The latest device, now ready for production, functions as a triband phone with a high-speed mobile wireless connection. Unlike Amazon.com's Kindle e-reader, which can only connect to U.S. wireless networks, the Readius will operate almost worldwide, as it works with the HSDPA (High Speed Downlink Packet Access) 3G (third-generation) service favored by European, Asian and some U.S. operators.
Although the device will function as a phone, dialing unfamiliar numbers will be awkward, as it has only eight buttons. That's not a problem, according to Van der Zijden, as mobile phone users make most calls to numbers already in their address book -- and the Readius can be synchronized with a PC through its USB 2.0 connection or Bluetooth 2.0 wireless interface.
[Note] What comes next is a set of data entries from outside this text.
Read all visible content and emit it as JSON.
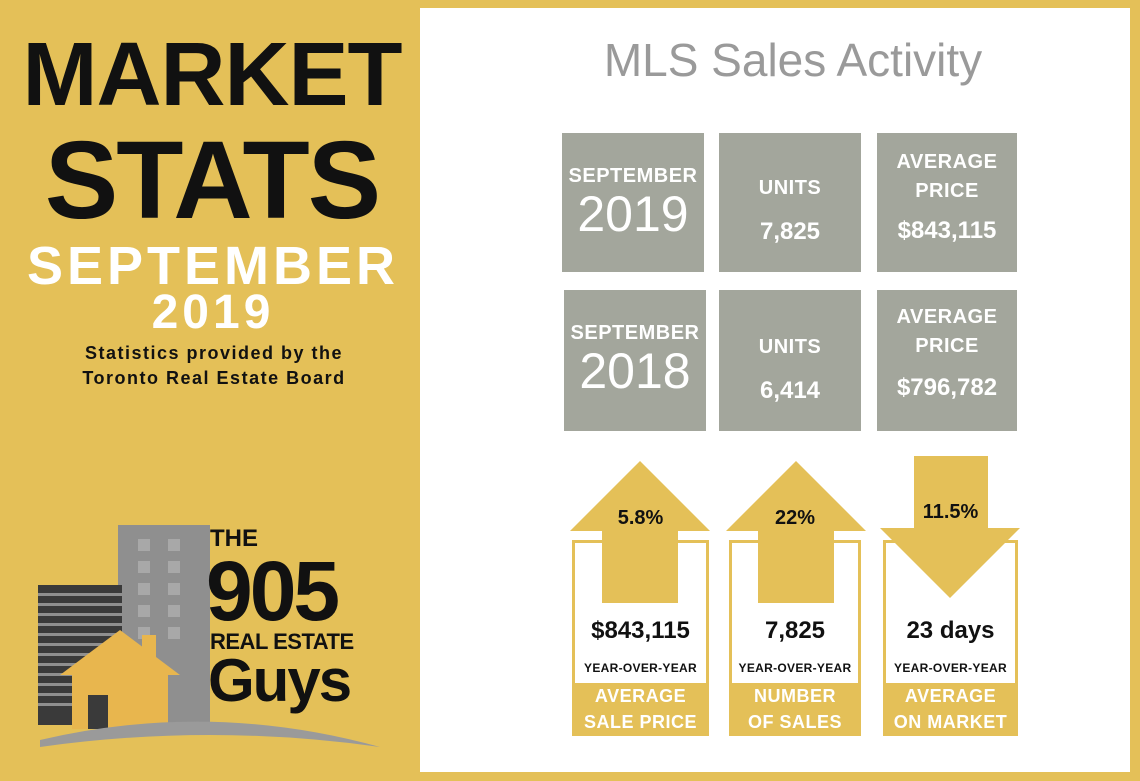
{
  "title": {
    "line1": "MARKET",
    "line2": "STATS",
    "month": "SEPTEMBER",
    "year": "2019",
    "note_line1": "Statistics provided by the",
    "note_line2": "Toronto Real Estate Board"
  },
  "logo": {
    "the": "THE",
    "number": "905",
    "real_estate": "REAL ESTATE",
    "guys": "Guys"
  },
  "heading": "MLS Sales Activity",
  "rows": [
    {
      "period_label": "SEPTEMBER",
      "period_year": "2019",
      "units_label": "UNITS",
      "units_value": "7,825",
      "price_label1": "AVERAGE",
      "price_label2": "PRICE",
      "price_value": "$843,115"
    },
    {
      "period_label": "SEPTEMBER",
      "period_year": "2018",
      "units_label": "UNITS",
      "units_value": "6,414",
      "price_label1": "AVERAGE",
      "price_label2": "PRICE",
      "price_value": "$796,782"
    }
  ],
  "stats": [
    {
      "direction": "up",
      "pct": "5.8%",
      "value": "$843,115",
      "yoy": "YEAR-OVER-YEAR",
      "cap1": "AVERAGE",
      "cap2": "SALE PRICE"
    },
    {
      "direction": "up",
      "pct": "22%",
      "value": "7,825",
      "yoy": "YEAR-OVER-YEAR",
      "cap1": "NUMBER",
      "cap2": "OF SALES"
    },
    {
      "direction": "down",
      "pct": "11.5%",
      "value": "23 days",
      "yoy": "YEAR-OVER-YEAR",
      "cap1": "AVERAGE",
      "cap2": "ON MARKET"
    }
  ],
  "colors": {
    "gold": "#e4c058",
    "grey_box": "#a3a69c",
    "logo_grey": "#8f8f8f",
    "logo_dark": "#3a3a3a"
  }
}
In addition, the wireless connection can be used to download e-mail using the POP3 and IMAP4 protocols, or from Web-based services such as Yahoo mail, Google's Gmail or corporate servers using the Webmail function of Microsoft Exchange, according to Polymer Vision.
The Readius weighs 115 grams and measures 115 millimeters by 57 mm by 21 mm when closed. It has a slot for Micro-SDHC (Secure Digital High Capacity) memory cards up to 8G bytes in capacity. One battery charge will allow up to 30 hours of continuous reading, and for those with tired eyes the device will even play audio books -- and podcasts and MP3 music files, the company said.
Polymer Vision is seeking content providers willing to sell material through a dedicated Internet portal offering wireless downloads for the Readius, and is also looking for mobile networks and retail outlets to provide additional distribution channels.
Content will have to be adapted to the small screen resolution, but there are no obstacles to that: the platform is open and can display PDF, HTML and ASCII text files, said Van der Zijden. The devices run the Windows CE operating system with a custom user interface, and can use the OMA 1.0 DRM (digital rights management) to prevent copying of content. Polymer Vision may add other DRM systems depending on demand from content providers, he said.
The company expects to have the Readius available to partners by the end of the second quarter, so that they can sell it early in the third quarter.
One operator that expressed an early interest in the Readius is Italy's Telecom Italia. Polymer Vision is developing a special version for Italy that will include support for the DVB-H broadcast protocol, said Van der Zijden. While this is normally used to broadcast television signals, Telecom Italia plans to use it to deliver large quantities of data to a wide audience -- such as a daily newspaper that subscribers can then unlock.